Abstract: Inventing immersive displays that can attain realism in visuals is a long-standing quest in the optics, graphics and perception fields. As holographic displays can simultaneously address various depth levels, experts from industry and academia often pitch these holographic displays as the next-generation display technology that could lead to such realism in visuals. However, holographic displays demand high computational complexity in image generation pipelines and suffer from visual quality-related issues. Hence, this talk will describe our research efforts to combine visual perception related findings with Computer-Generated Holography (CGH) to achieve realism in visuals and derive CGH pipelines that can run at interactive rates (above 30 Hz). Specifically, I will explain how holographic displays could effectively generate three-dimensional images with good image quality and how these images could be generated to match the needs of human visual perception in resolution and statistics. Furthermore, I will demonstrate our CGH methods running at interactive rates with the help of learning strategies. As a result, we provide a glimpse into a potential future where CGH helps replace two-dimensional images generated on today's displays with authentic three-dimensional visuals that are perceptually realistic.
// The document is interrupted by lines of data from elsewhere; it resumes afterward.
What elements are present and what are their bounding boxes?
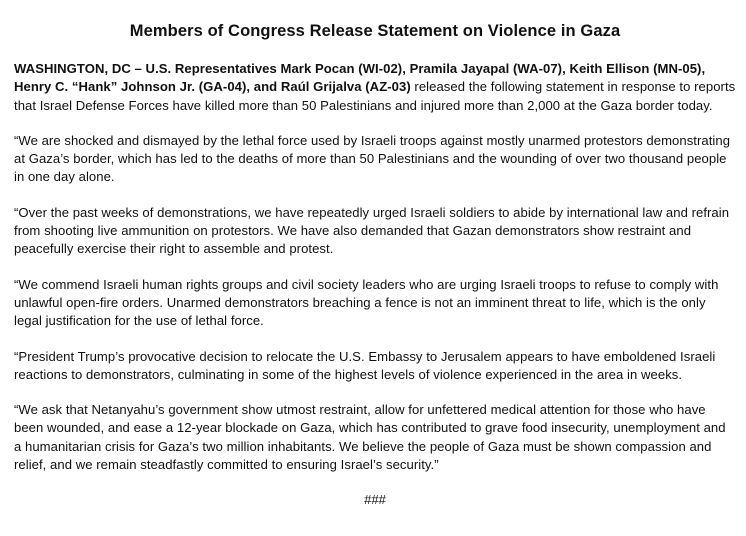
intro-paragraph bbox=[14, 60, 736, 115]
statement-paragraph-2: “Over the past weeks of demonstrations, we have repeatedly urged Israeli soldiers to abide by international law and refrain from shooting live ammunition on protestors. We have also demanded that Gazan demonstrators show restraint and peacefully exercise their right to assemble and protest. bbox=[14, 204, 730, 257]
statement-paragraph-3: “We commend Israeli human rights groups and civil society leaders who are urging Israeli troops to refuse to comply with unlawful open-fire orders. Unarmed demonstrators breaching a fence is not an imminent threat to life, which is the only legal justification for the use of lethal force. bbox=[14, 276, 719, 329]
document-title: Members of Congress Release Statement on Violence in Gaza bbox=[129, 22, 621, 40]
intro-rest: released the following statement in response to reports that Israel Defense Forces have killed more than 50 Palestinians and injured more than 2,000 at the Gaza border today. bbox=[14, 79, 736, 113]
statement-paragraph-1: “We are shocked and dismayed by the lethal force used by Israeli troops against mostly unarmed protestors demonstrating at Gaza’s border, which has led to the deaths of more than 50 Palestinians and the wounding of over two thousand people in one day alone. bbox=[14, 132, 731, 185]
statement-paragraph-4: “President Trump’s provocative decision to relocate the U.S. Embassy to Jerusalem appears to have emboldened Israeli reactions to demonstrators, culminating in some of the highest levels of violence experienced in the area in weeks. bbox=[14, 348, 716, 382]
statement-paragraph-5: “We ask that Netanyahu’s government show utmost restraint, allow for unfettered medical attention for those who have been wounded, and ease a 12-year blockade on Gaza, which has contributed to grave food insecurity, unemployment and a humanitarian crisis for Gaza’s two million inhabitants. We believe the people of Gaza must be shown compassion and relief, and we remain steadfastly committed to ensuring Israel’s security.” bbox=[14, 402, 726, 473]
intro-lead: WASHINGTON, DC – U.S. Representatives Mark Pocan (WI-02), Pramila Jayapal (WA-07), Keith Ellison (MN-05), Henry C. “Hank” Johnson Jr. (GA-04), and Raúl Grijalva (AZ-03) bbox=[14, 61, 706, 95]
end-mark: ### bbox=[364, 492, 386, 508]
Bio: Kaan Akşit is an Associate Professor in the computer science department at University College London, where he leads the Computational Light Laboratory. Kaan researches the intersection of light and computation, including computational approaches in imaging, graphics, fabrication and displays. Kaan’s research works are widely known among the optics and graphics community for his contributions to display technologies dedicated to virtual reality, augmented reality, and three-dimensional displays with glasses and without glasses. He was a research scientist at NVIDIA, USA, between 2014 and 2020. He is the recipient of Emerging Technologies best in show awards in SIGGRAPH 2019 and SIGGRAPH 2018, DCEXPO special prize in SIGGRAPH 2017, the best papers in ISMAR 2018 and IEEE VR 2017, and best paper nominee in IEEE VR 2019 and 2021.

FIRESIDE chat: Machine Learning inference at Google, How does it work?

David Lopez, Engineering Manager for ML, at Google

3rd June - 13h - Online

Meet: https://meet.google.com/xjg-wwqx-vei

Abstract: This last seminar of the year will have a special format, a fireside chat, where we will have the chance to have an informal chat with David about ML inference at Google and the work they develop in his team to make it possible to run ML at scale. He will make a brief introduction and description, and then we will have a longer period than usual for discussion with a guided question and answer session. David leads a team that is responsible for robustness, scalability and sustainability of the systems where Machine Learning products at Google run (including the well known and diverse applications and ML models running on each of them, such as Translate, Maps, YouTube recommendations, Search, etc). Are you curious how all these ML models are run at Google and what do engineers need to do to make it possible? Join the chat and ask David ;-)

Bio: David Lopez is an engineering manager in Machine Learning at Google. He studied electrical engineering at the Universidad of Valladolid and obtained his master in Software and Systems Security at the University of Oxford. Since 2011 he has been working at Google. He also has expertise in security and anti-abuse products, and he currently leads a team for Machine Learning Inference that serves and facilitates the infrastructure for the numerous ML products at Google to run at scale.